Speaking of the dual wield and melee in Serious Sam 4, they’re gated behind an arbitrary skill system that requires you to collect alien orbs that unlock skills. It opens up the dual wield skill mapping as well as being able to melee larger enemies, use environmental melee weapons, or even ride certain enemy types as mounts.

This design decision is quite baffling because it just adds more busywork to an already busy game. It can be seen as a way to get you to do the various sidequests or search for the level secrets, but even that is just unnecessary padding when they could’ve just made those skills available on the get-go, respecting Sam Stone as a hero.

Finally, the audio design is probably one of the aspects that really breaks the game. Considering there’s some banter going on with Sam and his friends, you can barely hear it when the action gets heated. Throw in those kamikaze bombers and other screaming enemies and they just became unnecessary migraine-inducing noise. It probably isn’t a good sign when you try to play the game without audio and enjoy it better that way.

What We Liked:

  • Starts off strong with the FPS parody, strong set pieces throughout the main campaign.
  • Campaign co-op is good with friends for better replayability.
  • Previous games bundled with Serious Sam 4 adds value.

What We Didn’t Like:

  • Comedy wears thin really fast.
  • Gunplay and crowd control in the game is lopsided with a focus on run-and-gun, making precision play frustrating.
  • Control scheme isn’t intuitive, works better for first person view, difficult to play on third person view.
  • Various progression issues with an unreliable compass and some unclear objectives.
  • Audio design is lopsided, loudness are in varying degrees, and most are annoying.

Verdict: Wait For It.


There is a lot of fun that could be had with Serious Sam 4, however many of its design issues make it a loud, overwhelming, and unbearable mess. There are some really great moments in this game with some entertaining cut scenes and many moments where it becomes a genuine run-and-gun fest. However, it feels like the game takes a good thing and gives you too much of it. While I appreciate all the extra content with the launch, a lot of it feels like unnecessary padding.

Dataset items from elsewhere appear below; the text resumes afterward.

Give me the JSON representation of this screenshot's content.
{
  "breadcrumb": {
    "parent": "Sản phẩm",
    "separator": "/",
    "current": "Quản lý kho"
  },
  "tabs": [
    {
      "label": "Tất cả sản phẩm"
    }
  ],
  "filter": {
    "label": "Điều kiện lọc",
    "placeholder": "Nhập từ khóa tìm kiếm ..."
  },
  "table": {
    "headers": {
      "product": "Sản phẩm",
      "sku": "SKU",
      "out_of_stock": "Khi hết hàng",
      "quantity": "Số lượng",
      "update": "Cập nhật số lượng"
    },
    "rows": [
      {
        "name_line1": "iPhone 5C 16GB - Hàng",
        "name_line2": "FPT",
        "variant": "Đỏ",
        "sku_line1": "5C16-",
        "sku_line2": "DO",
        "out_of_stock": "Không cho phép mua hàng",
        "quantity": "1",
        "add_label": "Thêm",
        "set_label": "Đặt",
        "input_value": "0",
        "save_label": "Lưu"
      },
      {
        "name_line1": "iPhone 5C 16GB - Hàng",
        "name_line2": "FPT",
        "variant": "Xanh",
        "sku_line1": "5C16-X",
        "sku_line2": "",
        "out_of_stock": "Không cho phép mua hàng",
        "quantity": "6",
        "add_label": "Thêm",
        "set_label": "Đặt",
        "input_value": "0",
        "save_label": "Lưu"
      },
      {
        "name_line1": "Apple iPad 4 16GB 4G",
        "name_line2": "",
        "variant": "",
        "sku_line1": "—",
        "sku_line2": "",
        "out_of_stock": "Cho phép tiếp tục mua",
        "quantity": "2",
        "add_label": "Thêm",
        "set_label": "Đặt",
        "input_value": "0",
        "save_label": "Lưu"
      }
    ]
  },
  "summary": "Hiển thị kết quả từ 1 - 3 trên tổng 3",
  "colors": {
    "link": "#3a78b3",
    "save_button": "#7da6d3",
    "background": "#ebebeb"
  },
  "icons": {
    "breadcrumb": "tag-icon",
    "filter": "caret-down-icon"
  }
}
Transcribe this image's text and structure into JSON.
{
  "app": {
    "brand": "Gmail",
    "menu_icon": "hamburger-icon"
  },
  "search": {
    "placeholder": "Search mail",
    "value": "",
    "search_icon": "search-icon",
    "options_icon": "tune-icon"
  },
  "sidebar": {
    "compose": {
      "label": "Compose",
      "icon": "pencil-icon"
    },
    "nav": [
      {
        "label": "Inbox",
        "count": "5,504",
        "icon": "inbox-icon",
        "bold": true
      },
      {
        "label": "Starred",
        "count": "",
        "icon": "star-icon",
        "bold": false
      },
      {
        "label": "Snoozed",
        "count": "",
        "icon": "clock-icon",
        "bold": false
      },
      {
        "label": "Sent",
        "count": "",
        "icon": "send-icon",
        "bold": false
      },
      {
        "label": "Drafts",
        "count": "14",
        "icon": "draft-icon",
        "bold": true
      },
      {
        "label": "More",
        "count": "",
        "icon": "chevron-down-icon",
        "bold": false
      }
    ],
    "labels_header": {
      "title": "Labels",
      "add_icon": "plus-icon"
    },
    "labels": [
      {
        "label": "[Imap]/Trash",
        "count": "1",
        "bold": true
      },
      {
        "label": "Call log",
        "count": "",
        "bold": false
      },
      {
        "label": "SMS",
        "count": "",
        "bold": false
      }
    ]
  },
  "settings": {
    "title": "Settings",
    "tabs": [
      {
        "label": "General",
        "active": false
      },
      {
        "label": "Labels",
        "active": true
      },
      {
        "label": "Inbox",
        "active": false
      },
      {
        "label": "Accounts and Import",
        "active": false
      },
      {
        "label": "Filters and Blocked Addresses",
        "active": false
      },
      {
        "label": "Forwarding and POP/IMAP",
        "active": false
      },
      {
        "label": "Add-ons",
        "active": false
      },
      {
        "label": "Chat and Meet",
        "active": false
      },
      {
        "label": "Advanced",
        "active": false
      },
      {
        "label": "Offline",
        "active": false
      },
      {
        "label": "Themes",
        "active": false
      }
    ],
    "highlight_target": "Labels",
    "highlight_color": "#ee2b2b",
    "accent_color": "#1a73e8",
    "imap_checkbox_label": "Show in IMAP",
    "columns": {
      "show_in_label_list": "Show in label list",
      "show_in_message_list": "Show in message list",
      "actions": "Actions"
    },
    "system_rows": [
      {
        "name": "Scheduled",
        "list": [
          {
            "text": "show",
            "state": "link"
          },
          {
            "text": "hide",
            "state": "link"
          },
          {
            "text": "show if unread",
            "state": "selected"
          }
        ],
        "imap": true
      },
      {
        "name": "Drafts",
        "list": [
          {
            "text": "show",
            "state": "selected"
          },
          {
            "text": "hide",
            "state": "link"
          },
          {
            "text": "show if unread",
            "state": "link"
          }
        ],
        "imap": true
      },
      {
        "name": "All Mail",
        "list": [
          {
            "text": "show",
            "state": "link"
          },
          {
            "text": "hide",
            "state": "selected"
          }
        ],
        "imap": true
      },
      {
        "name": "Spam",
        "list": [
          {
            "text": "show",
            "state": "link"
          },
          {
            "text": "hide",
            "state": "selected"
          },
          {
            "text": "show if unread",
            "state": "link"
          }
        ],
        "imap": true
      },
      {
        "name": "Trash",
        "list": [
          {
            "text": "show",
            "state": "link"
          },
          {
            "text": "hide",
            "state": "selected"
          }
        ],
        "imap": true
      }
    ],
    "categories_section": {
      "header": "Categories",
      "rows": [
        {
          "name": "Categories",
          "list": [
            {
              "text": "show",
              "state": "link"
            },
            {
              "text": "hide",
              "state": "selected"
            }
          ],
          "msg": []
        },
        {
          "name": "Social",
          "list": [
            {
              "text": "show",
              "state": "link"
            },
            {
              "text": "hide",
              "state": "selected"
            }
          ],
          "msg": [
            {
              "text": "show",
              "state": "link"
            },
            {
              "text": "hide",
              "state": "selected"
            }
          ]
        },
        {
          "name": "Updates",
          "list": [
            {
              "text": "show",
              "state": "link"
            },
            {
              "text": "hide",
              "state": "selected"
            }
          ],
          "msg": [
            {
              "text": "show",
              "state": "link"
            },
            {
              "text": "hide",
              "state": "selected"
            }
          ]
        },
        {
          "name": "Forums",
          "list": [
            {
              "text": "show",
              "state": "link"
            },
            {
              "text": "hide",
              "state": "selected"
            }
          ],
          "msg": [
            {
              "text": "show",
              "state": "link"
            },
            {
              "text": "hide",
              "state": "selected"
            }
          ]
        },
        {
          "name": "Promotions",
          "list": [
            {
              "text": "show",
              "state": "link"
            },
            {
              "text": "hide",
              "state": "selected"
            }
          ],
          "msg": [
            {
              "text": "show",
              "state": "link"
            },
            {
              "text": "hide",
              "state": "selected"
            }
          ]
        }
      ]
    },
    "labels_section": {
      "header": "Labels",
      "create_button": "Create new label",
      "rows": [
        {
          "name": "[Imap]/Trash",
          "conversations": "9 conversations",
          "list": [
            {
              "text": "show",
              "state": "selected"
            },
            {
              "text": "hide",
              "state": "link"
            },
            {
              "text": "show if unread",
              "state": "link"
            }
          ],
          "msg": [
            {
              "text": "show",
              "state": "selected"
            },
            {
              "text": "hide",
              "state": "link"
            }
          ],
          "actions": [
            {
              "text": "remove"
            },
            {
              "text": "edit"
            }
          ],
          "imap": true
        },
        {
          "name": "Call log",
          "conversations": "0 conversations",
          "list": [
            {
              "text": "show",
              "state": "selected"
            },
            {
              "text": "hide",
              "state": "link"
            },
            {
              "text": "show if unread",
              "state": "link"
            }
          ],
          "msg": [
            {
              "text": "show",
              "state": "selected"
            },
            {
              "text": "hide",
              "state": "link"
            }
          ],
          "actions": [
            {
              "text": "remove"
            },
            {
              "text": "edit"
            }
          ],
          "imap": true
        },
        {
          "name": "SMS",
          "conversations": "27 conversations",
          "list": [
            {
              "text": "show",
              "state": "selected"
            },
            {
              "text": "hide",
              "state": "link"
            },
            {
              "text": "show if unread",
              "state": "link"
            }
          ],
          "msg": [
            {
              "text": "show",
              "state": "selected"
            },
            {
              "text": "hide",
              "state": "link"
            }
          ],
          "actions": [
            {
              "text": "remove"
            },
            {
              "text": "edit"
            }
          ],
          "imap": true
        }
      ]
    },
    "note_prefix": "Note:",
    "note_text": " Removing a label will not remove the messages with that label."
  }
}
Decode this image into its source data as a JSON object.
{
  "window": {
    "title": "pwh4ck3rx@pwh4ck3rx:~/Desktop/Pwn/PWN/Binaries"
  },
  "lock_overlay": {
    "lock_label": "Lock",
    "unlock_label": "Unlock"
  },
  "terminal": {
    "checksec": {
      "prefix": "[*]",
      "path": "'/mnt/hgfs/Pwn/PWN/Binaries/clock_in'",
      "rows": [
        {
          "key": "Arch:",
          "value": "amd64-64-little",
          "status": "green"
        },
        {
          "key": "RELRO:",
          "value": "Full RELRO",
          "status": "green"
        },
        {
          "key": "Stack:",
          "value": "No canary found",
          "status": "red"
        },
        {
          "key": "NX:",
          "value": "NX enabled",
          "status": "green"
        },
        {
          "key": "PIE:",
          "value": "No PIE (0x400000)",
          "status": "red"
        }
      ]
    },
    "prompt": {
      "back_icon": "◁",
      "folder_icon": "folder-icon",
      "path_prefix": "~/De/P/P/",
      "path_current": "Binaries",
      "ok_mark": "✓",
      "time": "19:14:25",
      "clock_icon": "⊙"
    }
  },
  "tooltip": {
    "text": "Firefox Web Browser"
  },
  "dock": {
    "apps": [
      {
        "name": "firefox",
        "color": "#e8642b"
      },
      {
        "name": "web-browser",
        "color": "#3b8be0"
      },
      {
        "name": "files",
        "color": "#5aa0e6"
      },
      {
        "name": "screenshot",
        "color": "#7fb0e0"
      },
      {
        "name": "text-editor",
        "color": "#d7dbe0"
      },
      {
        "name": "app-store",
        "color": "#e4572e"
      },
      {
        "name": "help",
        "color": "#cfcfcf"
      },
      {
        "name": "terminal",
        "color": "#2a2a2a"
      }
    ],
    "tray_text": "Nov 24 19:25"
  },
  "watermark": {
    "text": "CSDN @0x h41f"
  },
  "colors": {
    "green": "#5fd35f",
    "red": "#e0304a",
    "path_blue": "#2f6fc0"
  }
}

There are many points in the game that, when given a bit more polish, could’ve made it a more entertaining experience. Some of the banter between the characters really land, but if I can’t hear them over all the noise and lost concentration over precision play, feels like a big missed opportunity. Serious Sam 4 could’ve just opened up all the skills so we could use the dual wield, mounts, and melee to our heart’s content, going all out with its mayhem.

The audio design of Serious Sam 4 could’ve been fine-tuned so the gun fights would’ve been more exhilarating than frustrating. On top of everything else, there are just too many elements that end up frustrating the player.

*Serious Sam 4 was reviewed on the Xbox Series X with a review code provided by the publishers.